Friends, particularly those of you who have found yourself in a faith deconstruction you never asked for, on the edge of your faith with little to no hope: religious people can really suck sometimes – and do so in Jesus’ name. I suspect Jesus would be the first to agree with you there. And I suspect it makes him really angry to know that his name is being used to shame you for the same hurt they caused.
I hope you can spend some time today to find some kindredness with our Christ.
Because each of us has a resurrection story.

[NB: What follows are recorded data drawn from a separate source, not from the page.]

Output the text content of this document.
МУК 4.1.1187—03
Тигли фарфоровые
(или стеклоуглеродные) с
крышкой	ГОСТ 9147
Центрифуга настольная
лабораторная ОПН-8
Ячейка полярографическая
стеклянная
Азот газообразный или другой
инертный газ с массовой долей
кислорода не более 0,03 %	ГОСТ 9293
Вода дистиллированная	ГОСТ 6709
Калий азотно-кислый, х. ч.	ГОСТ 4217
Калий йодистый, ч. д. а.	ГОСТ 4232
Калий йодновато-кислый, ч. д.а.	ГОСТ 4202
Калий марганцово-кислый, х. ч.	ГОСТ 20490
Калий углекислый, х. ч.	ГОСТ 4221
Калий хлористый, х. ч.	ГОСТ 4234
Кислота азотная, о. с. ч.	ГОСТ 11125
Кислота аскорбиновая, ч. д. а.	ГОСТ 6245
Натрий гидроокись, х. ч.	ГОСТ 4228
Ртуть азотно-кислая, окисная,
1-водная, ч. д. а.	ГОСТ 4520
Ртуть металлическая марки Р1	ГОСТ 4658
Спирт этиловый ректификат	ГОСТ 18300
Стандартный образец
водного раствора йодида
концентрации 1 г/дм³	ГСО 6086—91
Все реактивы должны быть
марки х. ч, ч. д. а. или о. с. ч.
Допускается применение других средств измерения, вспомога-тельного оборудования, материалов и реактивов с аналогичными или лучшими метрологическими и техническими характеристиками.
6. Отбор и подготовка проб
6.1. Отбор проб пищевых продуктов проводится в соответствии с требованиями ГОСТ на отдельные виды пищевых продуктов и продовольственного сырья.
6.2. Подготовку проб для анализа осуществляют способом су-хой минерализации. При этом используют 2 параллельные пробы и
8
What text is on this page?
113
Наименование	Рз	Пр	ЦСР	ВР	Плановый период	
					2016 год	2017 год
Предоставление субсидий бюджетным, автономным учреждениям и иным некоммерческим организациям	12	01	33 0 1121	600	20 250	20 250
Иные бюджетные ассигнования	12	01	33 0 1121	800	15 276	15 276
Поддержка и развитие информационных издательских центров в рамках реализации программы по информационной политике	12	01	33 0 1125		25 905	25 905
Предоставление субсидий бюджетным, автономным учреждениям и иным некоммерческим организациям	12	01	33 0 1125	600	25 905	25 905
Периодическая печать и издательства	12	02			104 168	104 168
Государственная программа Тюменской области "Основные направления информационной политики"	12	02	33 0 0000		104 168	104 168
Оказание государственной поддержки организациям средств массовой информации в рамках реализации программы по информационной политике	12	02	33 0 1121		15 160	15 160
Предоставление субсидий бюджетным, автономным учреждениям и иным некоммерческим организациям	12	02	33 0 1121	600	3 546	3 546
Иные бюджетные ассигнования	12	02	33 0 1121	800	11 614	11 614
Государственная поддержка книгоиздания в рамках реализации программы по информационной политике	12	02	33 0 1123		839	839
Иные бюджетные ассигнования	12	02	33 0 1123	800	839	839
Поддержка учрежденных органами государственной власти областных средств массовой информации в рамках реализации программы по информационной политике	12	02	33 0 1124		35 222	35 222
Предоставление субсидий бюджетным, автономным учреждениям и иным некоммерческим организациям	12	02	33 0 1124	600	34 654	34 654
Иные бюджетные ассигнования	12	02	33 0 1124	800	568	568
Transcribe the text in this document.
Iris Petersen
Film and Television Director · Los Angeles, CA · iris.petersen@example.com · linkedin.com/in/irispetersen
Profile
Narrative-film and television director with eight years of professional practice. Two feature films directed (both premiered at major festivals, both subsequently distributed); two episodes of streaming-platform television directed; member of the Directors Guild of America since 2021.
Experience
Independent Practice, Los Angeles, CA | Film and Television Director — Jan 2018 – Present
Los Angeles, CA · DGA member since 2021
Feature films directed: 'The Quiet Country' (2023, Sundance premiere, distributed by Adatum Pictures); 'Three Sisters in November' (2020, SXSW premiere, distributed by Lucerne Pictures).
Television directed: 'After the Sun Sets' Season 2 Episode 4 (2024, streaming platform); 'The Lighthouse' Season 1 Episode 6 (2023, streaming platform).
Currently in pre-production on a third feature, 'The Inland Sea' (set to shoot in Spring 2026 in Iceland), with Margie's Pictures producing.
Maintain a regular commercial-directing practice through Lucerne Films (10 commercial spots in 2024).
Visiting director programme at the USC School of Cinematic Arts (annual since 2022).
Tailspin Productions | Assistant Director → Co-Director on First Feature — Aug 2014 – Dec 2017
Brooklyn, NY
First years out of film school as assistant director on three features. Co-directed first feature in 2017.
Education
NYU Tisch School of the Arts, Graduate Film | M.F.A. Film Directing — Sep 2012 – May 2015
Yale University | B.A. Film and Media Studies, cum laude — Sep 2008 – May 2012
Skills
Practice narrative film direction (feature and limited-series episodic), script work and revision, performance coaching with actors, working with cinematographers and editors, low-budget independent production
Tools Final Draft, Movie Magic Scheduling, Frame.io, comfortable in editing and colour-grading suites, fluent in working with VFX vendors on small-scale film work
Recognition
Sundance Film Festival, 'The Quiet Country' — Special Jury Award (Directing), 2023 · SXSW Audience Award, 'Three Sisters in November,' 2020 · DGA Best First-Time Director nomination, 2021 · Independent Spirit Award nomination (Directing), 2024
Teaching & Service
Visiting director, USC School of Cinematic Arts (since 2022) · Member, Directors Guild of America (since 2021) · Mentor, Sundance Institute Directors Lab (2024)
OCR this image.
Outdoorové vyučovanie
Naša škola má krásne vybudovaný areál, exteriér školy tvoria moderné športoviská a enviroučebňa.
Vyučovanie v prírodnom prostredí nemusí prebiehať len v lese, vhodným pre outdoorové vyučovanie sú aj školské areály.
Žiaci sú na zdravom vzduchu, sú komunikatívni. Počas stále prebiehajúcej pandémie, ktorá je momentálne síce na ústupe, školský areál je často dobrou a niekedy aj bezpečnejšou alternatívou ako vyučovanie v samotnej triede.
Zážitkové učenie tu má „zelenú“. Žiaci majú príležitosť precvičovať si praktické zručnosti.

His story, after all, is our story. And our story, his.
Prayer:
Jesus, Help our unbelief.
We want to be free from the power of the spiritual abuses, the sexual abuses, the church hurt, and the doubt we have of your goodness. “You have seen, O Lord, the wrong done to me” (Lam 3:59) and “the battle is yours” (1 Sam 17:47). The responsibility for justice is yours, God. Our responsibility is forgiveness. Please help us to forgive daily as you lead us out of bondage and free us of our ongoing bitterness and blame and unforgiveness. Please bring healing and forgiveness and peace, Lord. Use this pain to complete an important work in our lives, as you waste nothing. May we submit to you the pruning, the planting, the sowing in this season so that you may spring up in us a harvest, a garden, that you may use to care for a weary and wounded world. Please help us to walk by faith through this process and believe the best in you (and others). We know that we may not ever have certainty, but we can have faith and we can have hope in you. Give us patience as you make us new, as you resurrect us from the dying of our faith. Teach us to love you better and to trust you. Grow in us the likeness of your character. Humble us, and change our hearts. May we choose the Good Portion, God. May we choose to believe and live into your resurrection and the resurrection life you offer us.
Thank you for loving us, God. Thank you for calling us back to you. Thank you for raising us back to life.